Die Nachricht darf getrost unter die Kategorie „Sensation“ eingeordnet werden, eine Überraschung ist sie allzumal. Der neue Eishockeybundestrainer heißt Andre Rankel. Er folgt auf Harold Kreis, der dieses Amt 2023 übernahm. Rankel musste 2020 wegen anhaltender gesundheitlicher Probleme seine Schlittschuhe an den Nagel hängen. Mit Beginn der Saison 2023/24 statteten die Eisbären ihn mit einem Vertrag als Development und Assistant Coach aus.
In den 23 Jahren beim Hauptstadtclub gewann er als Spieler sieben Meistertitel sowie jeweils einmal die European Trophy und den DEB-Pokal. Als Co-Trainer der Eisbären feierte er drei weitere Meisterschaften. Als Spieler trug er in 865 Partien das Trikot mit dem Eisbärenlogo.

„Wir gratulieren André Rankel herzlich zu seiner Ernennung zum neuen Bundestrainer der Herren-Nationalmannschaft. Wir sind stolz und sehen es als Anerkennung unserer Arbeit, dass der DEB an uns und André herangetreten ist. Wir freuen uns für ihn.“ so äußerte sich Eisbären-Sportdirektor Stephane Richer zu dieser Entscheidung.

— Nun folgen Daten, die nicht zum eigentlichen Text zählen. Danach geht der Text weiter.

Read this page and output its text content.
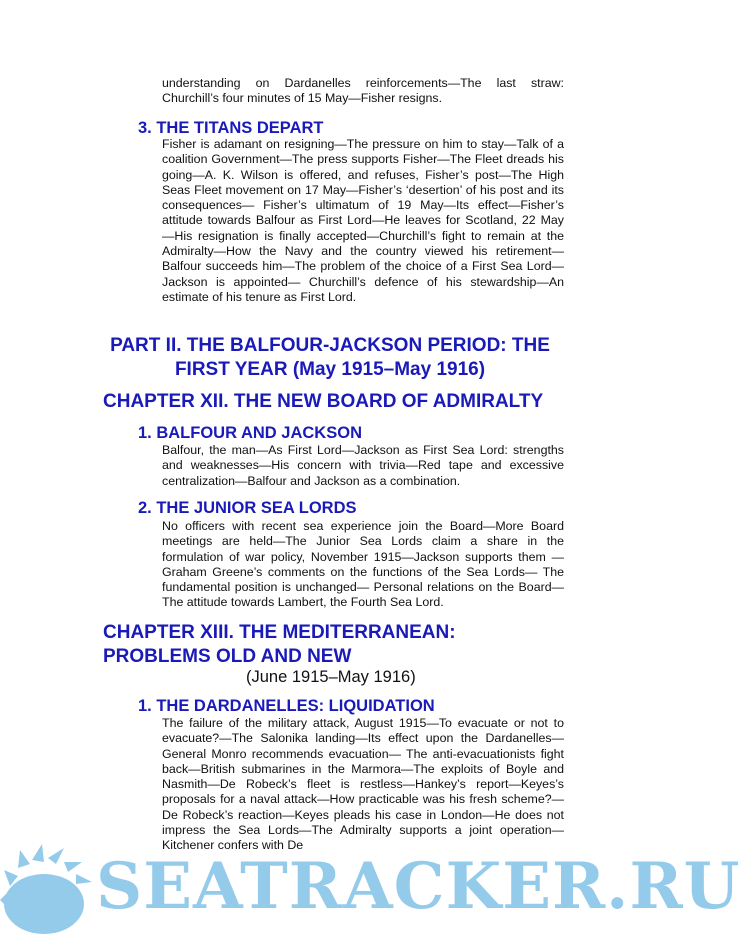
understanding on Dardanelles reinforcements—The last straw: Churchill’s four minutes of 15 May—Fisher resigns.

3. THE TITANS DEPART

Fisher is adamant on resigning—The pressure on him to stay—Talk of a coalition Government—The press supports Fisher—The Fleet dreads his going—A. K. Wilson is offered, and refuses, Fisher’s post—The High Seas Fleet movement on 17 May—Fisher’s ‘desertion’ of his post and its consequences— Fisher’s ultimatum of 19 May—Its effect—Fisher’s attitude towards Balfour as First Lord—He leaves for Scotland, 22 May —His resignation is finally accepted—Churchill’s fight to remain at the Admiralty—How the Navy and the country viewed his retirement—Balfour succeeds him—The problem of the choice of a First Sea Lord—Jackson is appointed— Churchill’s defence of his stewardship—An estimate of his tenure as First Lord.

PART II. THE BALFOUR-JACKSON PERIOD: THE
FIRST YEAR (May 1915–May 1916)
CHAPTER XII. THE NEW BOARD OF ADMIRALTY
1. BALFOUR AND JACKSON

Balfour, the man—As First Lord—Jackson as First Sea Lord: strengths and weaknesses—His concern with trivia—Red tape and excessive centralization—Balfour and Jackson as a combination.

2. THE JUNIOR SEA LORDS

No officers with recent sea experience join the Board—More Board meetings are held—The Junior Sea Lords claim a share in the formulation of war policy, November 1915—Jackson supports them —Graham Greene’s comments on the functions of the Sea Lords— The fundamental position is unchanged— Personal relations on the Board—The attitude towards Lambert, the Fourth Sea Lord.

CHAPTER XIII. THE MEDITERRANEAN:
PROBLEMS OLD AND NEW

(June 1915–May 1916)

1. THE DARDANELLES: LIQUIDATION

The failure of the military attack, August 1915—To evacuate or not to evacuate?—The Salonika landing—Its effect upon the Dardanelles—General Monro recommends evacuation— The anti-evacuationists fight back—British submarines in the Marmora—The exploits of Boyle and Nasmith—De Robeck’s fleet is restless—Hankey’s report—Keyes’s proposals for a naval attack—How practicable was his fresh scheme?—De Robeck’s reaction—Keyes pleads his case in London—He does not impress the Sea Lords—The Admiralty supports a joint operation—Kitchener confers with De

SEATRACKER.RU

Erfahrung als Coach konnte neben seiner Tätigkeit im Club unter Serge Aubin auch beim DEB sammeln. In der Saison 2023/24 fungierte er als Cheftrainer der U18-Nationalmannschaft und führte die DEB-Mannschaft mit dem Gewinn der Goldmedaille bei der U18 WM der Division IA wieder zurück in die Top Division. 2024 war er zudem Assistant Coach beim Deutschland Cup.
Es wurde ein Trainer verpflichtet, der bisher noch kein DEL-Team gecoacht hat. „In den Gesprächen hat er uns mit seinen Ideen und seiner Klarheit überzeugt. An dieser Stelle möchte ich mich auch für die zielführende und professionelle Zusammenarbeit mit Peter John Lee sowie Karl-Heinz Fliegauf und Stefan Ustorf im gesamten Auswahlprozess bedanken.“ so Christian Künast, Vorstand Sport beim Deutschen Eishockey Bund.
Für Andre Rankel selbst ist es eine große Ehre, jetzt die Nationalmannschaft betreuen zu dürfen. Für den DEB ist die Personalie von besonderer Bedeutung, schließlich findet die nächste Weltmeisterschaft in Deutschland statt.